A good example in the United States is the “Rocky” film series which speaks to the heroism of the American serviceman. This has helped to reshape the American psyche, painting its soldiers as heroes and victims of an establishment that betrayed these brave men and women. What better way for the Americans to save face after the humiliations of Vietnam!
In the writings of V.S. Naipaul, to use another example, we find a resurgence of the imperial idea, one in which the freed colony becomes disordered and chaotic, lacking men of ability and talent to undertake the task of governance, lacking in accomplishments and paling in comparison to the great civilisations of Europe. Naipaul’s work evokes a central idea similar to Conrad’s, and that is, that the formerly colonised cannot do without their imperial masters. It is a counter narrative to the narrative that influenced the independence movement.
Ever since the PPP returned to power in 1992 we have had other narratives.
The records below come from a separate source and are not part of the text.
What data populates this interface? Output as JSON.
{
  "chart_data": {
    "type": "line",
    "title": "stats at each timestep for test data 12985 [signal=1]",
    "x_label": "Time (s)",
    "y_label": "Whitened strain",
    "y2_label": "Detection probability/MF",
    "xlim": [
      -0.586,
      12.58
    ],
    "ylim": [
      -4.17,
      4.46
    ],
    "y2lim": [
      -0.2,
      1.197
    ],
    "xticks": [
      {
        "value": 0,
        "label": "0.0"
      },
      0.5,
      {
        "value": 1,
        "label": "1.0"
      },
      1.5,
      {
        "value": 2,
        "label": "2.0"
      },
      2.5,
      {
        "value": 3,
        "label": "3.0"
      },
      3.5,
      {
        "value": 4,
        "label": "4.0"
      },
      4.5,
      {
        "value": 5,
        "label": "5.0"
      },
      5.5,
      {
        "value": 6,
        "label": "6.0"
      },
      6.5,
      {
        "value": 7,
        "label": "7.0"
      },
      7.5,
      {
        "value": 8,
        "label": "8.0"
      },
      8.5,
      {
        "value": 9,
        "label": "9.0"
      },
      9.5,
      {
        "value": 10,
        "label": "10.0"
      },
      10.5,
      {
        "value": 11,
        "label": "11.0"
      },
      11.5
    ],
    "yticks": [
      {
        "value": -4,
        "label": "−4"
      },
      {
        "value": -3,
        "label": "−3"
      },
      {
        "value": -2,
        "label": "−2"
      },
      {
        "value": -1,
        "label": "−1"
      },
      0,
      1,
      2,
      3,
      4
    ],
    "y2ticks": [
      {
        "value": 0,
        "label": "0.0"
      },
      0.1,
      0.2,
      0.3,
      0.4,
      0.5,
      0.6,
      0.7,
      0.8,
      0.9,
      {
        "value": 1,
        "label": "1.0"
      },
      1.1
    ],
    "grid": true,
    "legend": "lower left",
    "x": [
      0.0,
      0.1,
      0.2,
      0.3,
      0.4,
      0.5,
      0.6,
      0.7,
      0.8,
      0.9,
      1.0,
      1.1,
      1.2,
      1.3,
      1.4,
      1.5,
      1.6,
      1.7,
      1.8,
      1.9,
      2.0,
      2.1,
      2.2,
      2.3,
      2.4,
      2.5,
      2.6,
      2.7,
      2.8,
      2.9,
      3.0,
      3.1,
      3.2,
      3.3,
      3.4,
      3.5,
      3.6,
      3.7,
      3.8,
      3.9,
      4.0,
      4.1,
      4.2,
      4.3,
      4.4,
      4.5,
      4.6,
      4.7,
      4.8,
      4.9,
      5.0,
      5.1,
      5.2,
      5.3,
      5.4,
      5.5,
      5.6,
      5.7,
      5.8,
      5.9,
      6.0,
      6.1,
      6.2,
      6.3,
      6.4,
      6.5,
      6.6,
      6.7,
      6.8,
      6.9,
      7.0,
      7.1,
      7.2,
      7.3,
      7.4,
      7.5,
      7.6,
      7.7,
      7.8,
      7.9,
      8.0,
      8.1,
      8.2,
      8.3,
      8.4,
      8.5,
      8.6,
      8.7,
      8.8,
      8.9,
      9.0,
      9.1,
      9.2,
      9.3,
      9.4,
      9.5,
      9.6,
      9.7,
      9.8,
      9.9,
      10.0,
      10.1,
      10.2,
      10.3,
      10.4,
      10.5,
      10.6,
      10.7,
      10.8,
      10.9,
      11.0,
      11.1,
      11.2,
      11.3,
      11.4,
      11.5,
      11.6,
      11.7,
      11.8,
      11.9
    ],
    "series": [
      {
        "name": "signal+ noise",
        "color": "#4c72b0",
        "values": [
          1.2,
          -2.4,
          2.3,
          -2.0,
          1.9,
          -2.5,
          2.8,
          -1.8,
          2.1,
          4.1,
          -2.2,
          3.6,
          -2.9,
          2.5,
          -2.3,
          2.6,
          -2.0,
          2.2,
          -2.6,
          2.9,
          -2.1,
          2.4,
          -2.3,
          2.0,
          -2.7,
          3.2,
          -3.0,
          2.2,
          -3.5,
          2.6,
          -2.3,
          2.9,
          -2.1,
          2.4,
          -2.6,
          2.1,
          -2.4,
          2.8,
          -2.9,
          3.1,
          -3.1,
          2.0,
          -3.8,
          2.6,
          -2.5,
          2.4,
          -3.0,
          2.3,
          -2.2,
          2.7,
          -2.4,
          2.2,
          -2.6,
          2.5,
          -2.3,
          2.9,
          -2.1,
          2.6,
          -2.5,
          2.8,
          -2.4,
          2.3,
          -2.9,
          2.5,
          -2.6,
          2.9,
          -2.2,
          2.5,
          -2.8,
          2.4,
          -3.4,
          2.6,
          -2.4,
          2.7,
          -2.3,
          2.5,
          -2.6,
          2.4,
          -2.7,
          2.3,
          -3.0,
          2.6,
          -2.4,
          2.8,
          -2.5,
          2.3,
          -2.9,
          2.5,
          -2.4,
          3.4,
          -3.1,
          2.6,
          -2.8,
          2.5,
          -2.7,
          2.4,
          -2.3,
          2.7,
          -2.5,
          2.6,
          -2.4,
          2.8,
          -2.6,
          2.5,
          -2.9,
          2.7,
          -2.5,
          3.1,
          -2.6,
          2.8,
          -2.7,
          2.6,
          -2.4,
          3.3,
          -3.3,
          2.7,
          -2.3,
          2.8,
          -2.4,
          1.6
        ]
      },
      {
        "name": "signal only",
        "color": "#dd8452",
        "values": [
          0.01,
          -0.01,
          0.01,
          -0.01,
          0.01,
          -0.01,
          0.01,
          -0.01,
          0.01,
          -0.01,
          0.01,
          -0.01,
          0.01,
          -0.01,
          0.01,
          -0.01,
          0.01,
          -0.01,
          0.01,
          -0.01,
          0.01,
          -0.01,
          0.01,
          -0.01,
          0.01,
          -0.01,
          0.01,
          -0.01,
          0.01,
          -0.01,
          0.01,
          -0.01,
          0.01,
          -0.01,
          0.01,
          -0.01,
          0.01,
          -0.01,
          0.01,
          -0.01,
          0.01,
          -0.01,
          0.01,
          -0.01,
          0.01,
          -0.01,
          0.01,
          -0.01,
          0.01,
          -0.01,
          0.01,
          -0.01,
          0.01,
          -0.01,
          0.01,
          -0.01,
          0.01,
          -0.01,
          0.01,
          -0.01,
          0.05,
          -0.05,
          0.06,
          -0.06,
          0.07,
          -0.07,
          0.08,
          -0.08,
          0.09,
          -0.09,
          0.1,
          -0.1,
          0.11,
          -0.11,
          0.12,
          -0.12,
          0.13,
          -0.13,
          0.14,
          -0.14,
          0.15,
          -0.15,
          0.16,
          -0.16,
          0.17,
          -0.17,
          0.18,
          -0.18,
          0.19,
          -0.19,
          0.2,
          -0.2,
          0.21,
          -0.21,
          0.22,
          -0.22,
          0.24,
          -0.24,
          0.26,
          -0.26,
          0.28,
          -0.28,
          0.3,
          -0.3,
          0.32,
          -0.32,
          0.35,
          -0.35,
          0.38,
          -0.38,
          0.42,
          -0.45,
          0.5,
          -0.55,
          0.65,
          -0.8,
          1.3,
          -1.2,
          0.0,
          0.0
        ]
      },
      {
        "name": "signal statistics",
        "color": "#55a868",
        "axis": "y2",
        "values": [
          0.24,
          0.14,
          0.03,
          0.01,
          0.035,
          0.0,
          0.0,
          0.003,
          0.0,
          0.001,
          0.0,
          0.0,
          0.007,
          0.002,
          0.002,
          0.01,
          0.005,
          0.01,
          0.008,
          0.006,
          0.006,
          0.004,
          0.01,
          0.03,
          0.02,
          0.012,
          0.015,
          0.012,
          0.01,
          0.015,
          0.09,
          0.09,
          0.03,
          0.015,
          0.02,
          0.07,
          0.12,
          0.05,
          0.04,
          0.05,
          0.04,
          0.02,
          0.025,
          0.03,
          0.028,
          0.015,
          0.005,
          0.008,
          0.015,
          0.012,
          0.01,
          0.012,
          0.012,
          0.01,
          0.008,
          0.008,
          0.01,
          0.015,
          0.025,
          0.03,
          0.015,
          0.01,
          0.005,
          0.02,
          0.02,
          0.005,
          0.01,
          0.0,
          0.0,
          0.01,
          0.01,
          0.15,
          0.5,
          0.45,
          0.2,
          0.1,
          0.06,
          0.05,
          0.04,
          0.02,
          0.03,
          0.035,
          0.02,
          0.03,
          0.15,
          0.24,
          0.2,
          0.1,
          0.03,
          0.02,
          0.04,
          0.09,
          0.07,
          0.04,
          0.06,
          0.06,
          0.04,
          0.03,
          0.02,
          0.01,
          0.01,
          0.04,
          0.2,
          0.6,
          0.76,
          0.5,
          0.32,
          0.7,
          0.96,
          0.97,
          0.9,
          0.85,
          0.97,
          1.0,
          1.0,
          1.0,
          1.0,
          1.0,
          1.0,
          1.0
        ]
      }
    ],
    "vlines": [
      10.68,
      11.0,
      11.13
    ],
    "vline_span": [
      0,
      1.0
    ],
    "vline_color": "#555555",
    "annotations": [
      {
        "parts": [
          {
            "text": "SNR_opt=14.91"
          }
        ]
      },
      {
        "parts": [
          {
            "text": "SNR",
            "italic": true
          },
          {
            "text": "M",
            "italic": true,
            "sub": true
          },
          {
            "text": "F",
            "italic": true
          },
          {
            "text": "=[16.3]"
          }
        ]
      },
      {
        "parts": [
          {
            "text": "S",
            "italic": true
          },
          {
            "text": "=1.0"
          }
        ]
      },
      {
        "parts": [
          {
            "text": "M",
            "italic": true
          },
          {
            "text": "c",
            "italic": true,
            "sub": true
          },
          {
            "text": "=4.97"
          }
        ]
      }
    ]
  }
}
And in some of these counter narratives we see a harking back to former “glory days”. About 10 years ago, one individual appeared on national television exalting the glorious civilisation created by the PNC under Burnham and how the welcoming spirit of his people has been taken advantage of by others. This strikes a similar chord to the narratives of the late Ronald Waddell, who had spoken about interlopers.
Then we have those who are creating the narratives of the redeeming features of the colonial rule and the possibilities of real change within the plantation system in Guyana, a narrative that highlights the accomplishments of an individual over and above that of the ideology which operated at another level to instigate change.
The seed of an idea is being allowed to germinate: the idea that as bad as the colonial system was, there were good men and women who made a difference. Again, this is in the mould of Conrad who, while criticising the effects of the empire on the colonised, was sure to emphasise that the colonised cannot do without the empire.
Today, the notion of the PPP as a great party which fought for freedom in Guyana and which caused the powers of imperialism to tremble, is being threatened by a counter narrative of Cheddi Jagan as someone who was “highly flawed’ and who in fact was weak. This is where Balram Singh Rai, now deceased comes in.
Out of respect, however, for his grieving family, I will delay the analysis of the political revisionism that has been weaved around Rai, until he has been laid to rest. Only then will the true character of Rai, the Rajput, be exposed.
(The views expressed in this article are those of the author and do not necessarily reflect the opinions of this newspaper.)